Annie Spratt/Unsplash Group of children photography

Source: Annie Spratt / Unsplash Groupe de photographies d’enfants

Et après

Reconnaître le travail de Nadia Murad et du Dr Denis Mukwege soulève des problèmes pour les psychologues des pays à revenu élevé en ce qui concerne notre rôle et notre potentiel pour lutter contre les causes ainsi que les impacts de la violence et de la terreur fondées sur le genre et leur impact sur toutes les personnes. Il est clairement nécessaire de faire appel à nos compétences pour traiter les disparités entre les sexes et toutes les formes d’adversité, y compris la violence, le racisme et la pauvreté, que cela se produise dans le contexte de camps de réfugiés ou de pays de réinstallation. Idéalement, il serait préférable d’attirer l’attention sur les conditions qui donnent lieu à un conflit, plutôt que de s’attaquer aux conséquences d’un conflit. Peu de psychologues travaillent à ce niveau et les impacts semblent limités.

Les résultats font également apparaître des lacunes dans les services offerts aux femmes qui ont quitté les zones de conflit. Les priorités incluent le besoin de sécurité, un soutien financier, une meilleure information avant l’arrivée pour préparer les femmes à venir dans un pays à revenu élevé comme l’Australie, des services de santé spécialisés pour les femmes et un hébergement sûr à leur arrivée. Il existe sans aucun doute des lacunes similaires dans les services des autres pays à revenu élevé et des disparités encore plus grandes qui touchent la vaste majorité des femmes déplacées de force qui n’ont pas d’autre choix et qui ne se voient pas offrir la possibilité de se réinstaller dans des pays tiers.

Il faut aller au-delà de l’évaluation des besoins en santé mentale et s’engager avec les gens pour résoudre les difficultés qui sont maintenant bien documentées. Un certain nombre de programmes innovants sont testés dans lesquels des psychologues et des travailleurs de la santé mentale travaillent avec des organisations non gouvernementales locales afin de développer des compétences et de favoriser la cohésion dans les communautés émergentes comprenant des personnes issues de réfugiés.

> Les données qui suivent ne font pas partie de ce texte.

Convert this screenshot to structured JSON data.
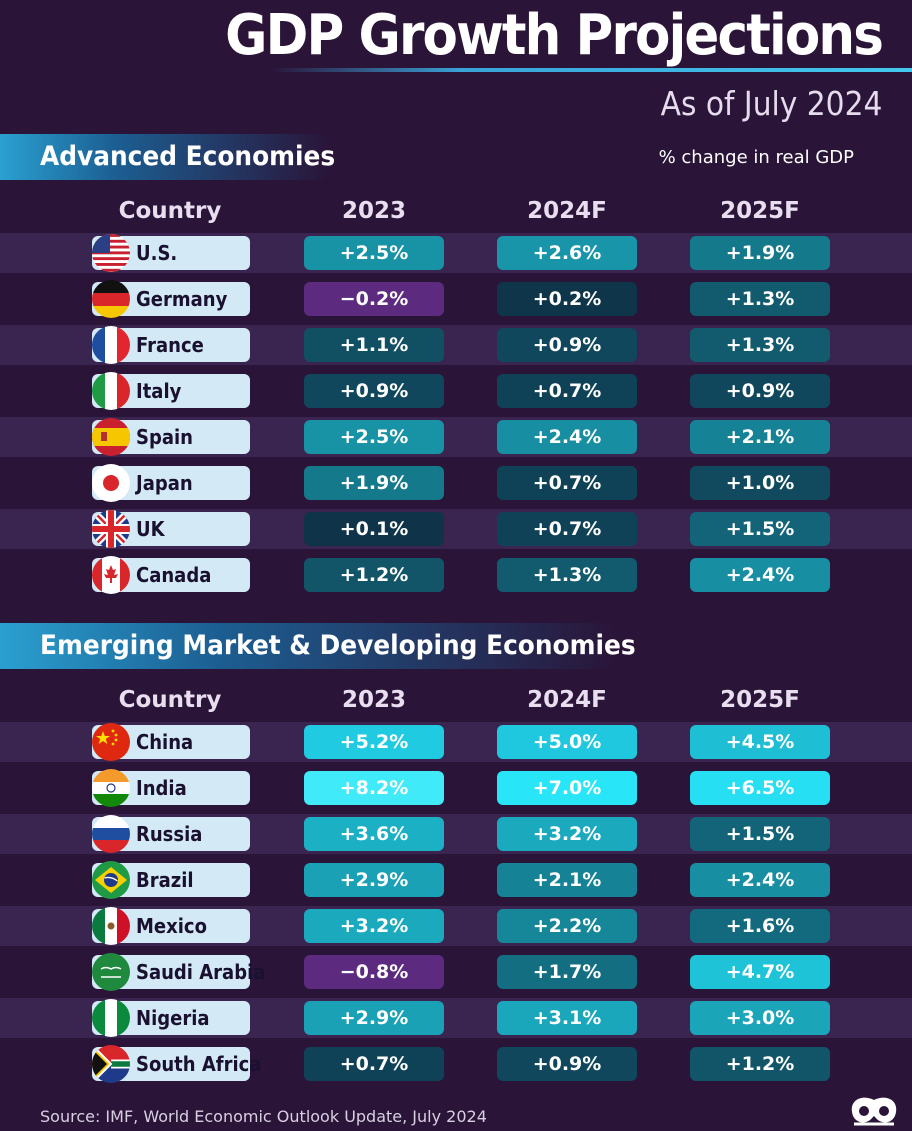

En Australie, le gouvernement fournit des ressources pour répondre aux besoins en matière d’établissement, en mettant l’accent sur le développement de la langue anglaise et la promotion des compétences pour l’emploi.

Dans notre expérience de travail avec des personnes issues de réfugiés, nous reconnaissons la nécessité de ne plus se focaliser sur les expériences précédentes et les traumatismes, mais d’adopter une orientation davantage axée sur la communauté. Une telle approche reconnaîtrait le travail de Nadia Murad et de Denis Mukwege, qui ont tous deux tiré parti de leur compréhension culturelle de l’abus de pouvoir et des menaces pour l’intégrité personnelle et collective. Au travers de leur travail, ils ont formé des organisations répondant aux besoins de personnes qui ont été soumises à une adversité inimaginable et ont inspiré les autres à faire de même.